The Great Giana Sisters is a pretty straightforward Super Mario Bros. clone. So straightforward, in fact, that publisher Rainbow Arts was forced to remove it from shelves under pressure from Nintendo's legal department, leaving those children that didn't snatch it up quickly enough to hate their parents for buying them a stupid computer instead of a Nintendo.
I think that if 12 year old, Commodore 64 owning me had owned The Great Giana Sisters, he would have thought it to be an adequate replacement for Super Mario Bros. All the children at school from Nintendo owning families still would have thought he was a freak and excluded him from their video game conversations, causing him to grow up a social outcast who makes fun of video games (even ones he kind of likes, because that's more entertaining) every day, but at least he would have had something to do when he got home from school.
The Great Giana Sisters goes so far as to copy not only the game play basics but in some cases level maps and the lame boss fights from Super Mario Bros. The giant lobster thing at the end of every third or fourth level will just leave if you jump over him. Also worth noting, taking a hit while powered up does not simply revert you to your non powered form, it kills you. On the upside, you can still skip most of the underground levels by running through the status part of the screen.

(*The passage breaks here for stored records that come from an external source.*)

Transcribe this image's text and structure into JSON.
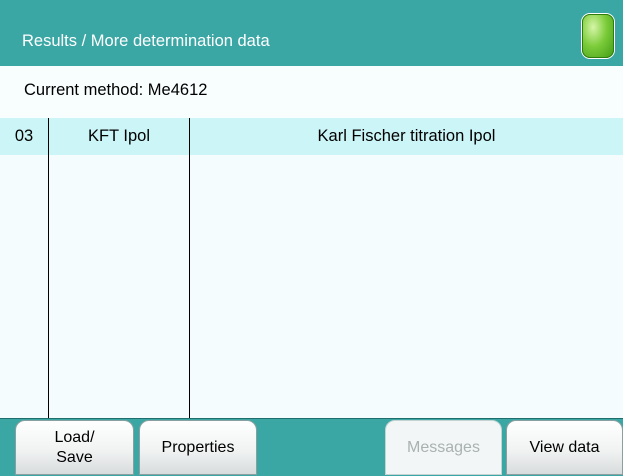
{
  "header": {
    "title": "Results / More determination data",
    "status_indicator": "green-led",
    "accent_color": "#3aa7a5"
  },
  "method": {
    "label": "Current method: Me4612"
  },
  "table": {
    "rows": [
      {
        "number": "03",
        "short_name": "KFT Ipol",
        "full_name": "Karl Fischer titration Ipol"
      }
    ]
  },
  "buttons": {
    "load_save_line1": "Load/",
    "load_save_line2": "Save",
    "properties": "Properties",
    "messages": "Messages",
    "view_data": "View data"
  }
}
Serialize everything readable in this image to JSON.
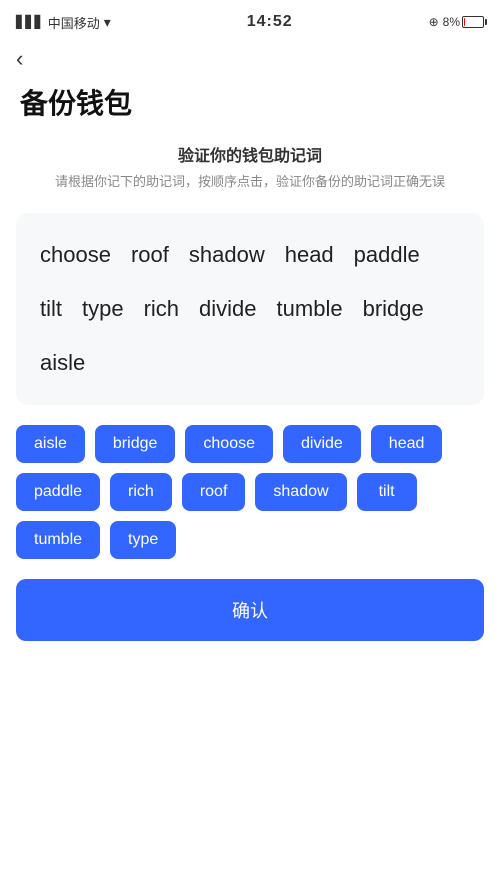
{
  "statusBar": {
    "carrier": "中国移动",
    "time": "14:52",
    "batteryPercent": "8%"
  },
  "backButton": {
    "label": "‹"
  },
  "pageTitle": "备份钱包",
  "sectionHeader": {
    "title": "验证你的钱包助记词",
    "desc": "请根据你记下的助记词，按顺序点击，验证你备份的助记词正确无误"
  },
  "selectedWords": [
    "choose",
    "roof",
    "shadow",
    "head",
    "paddle",
    "tilt",
    "type",
    "rich",
    "divide",
    "tumble",
    "bridge",
    "aisle"
  ],
  "wordButtons": [
    "aisle",
    "bridge",
    "choose",
    "divide",
    "head",
    "paddle",
    "rich",
    "roof",
    "shadow",
    "tilt",
    "tumble",
    "type"
  ],
  "confirmButton": {
    "label": "确认"
  }
}
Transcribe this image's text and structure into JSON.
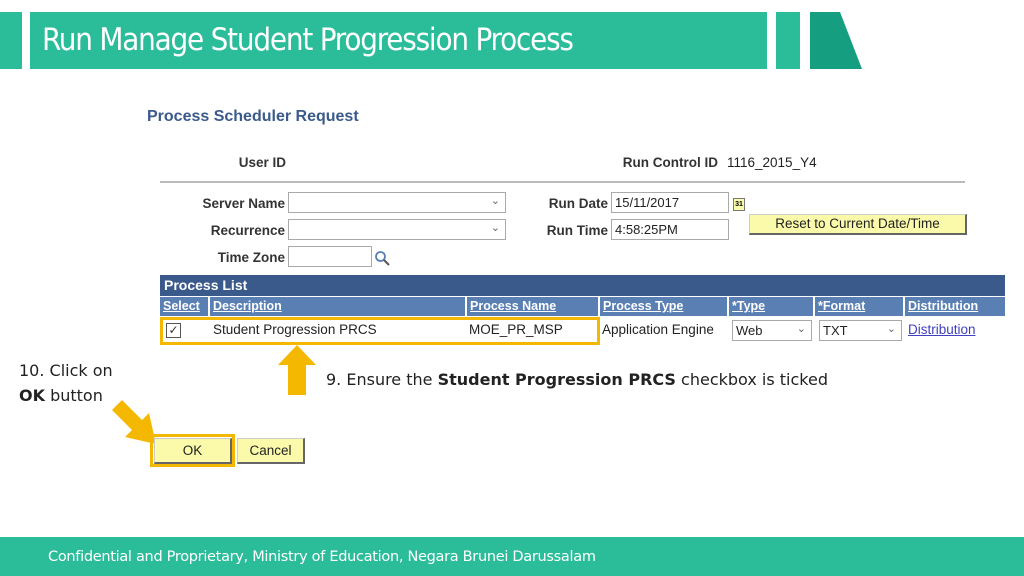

It's nice that someone thought of all those poor Nintendoless children out there and tried to help them. Too bad Nintendo had to go a ruin it all by going legal on Rainbow Arts, though not at all surprising given their monopolistic tendencies at the time. I'm surprised they didn't try to sue Atari and Sega, saying that their video game consoles were nothing but copies of the NES. Or sue Commodore and Apple, claiming that the disk drives they used were copies of the Famicom Disk System. Or sue my parents for not buying me a Nintendo Entertainment System.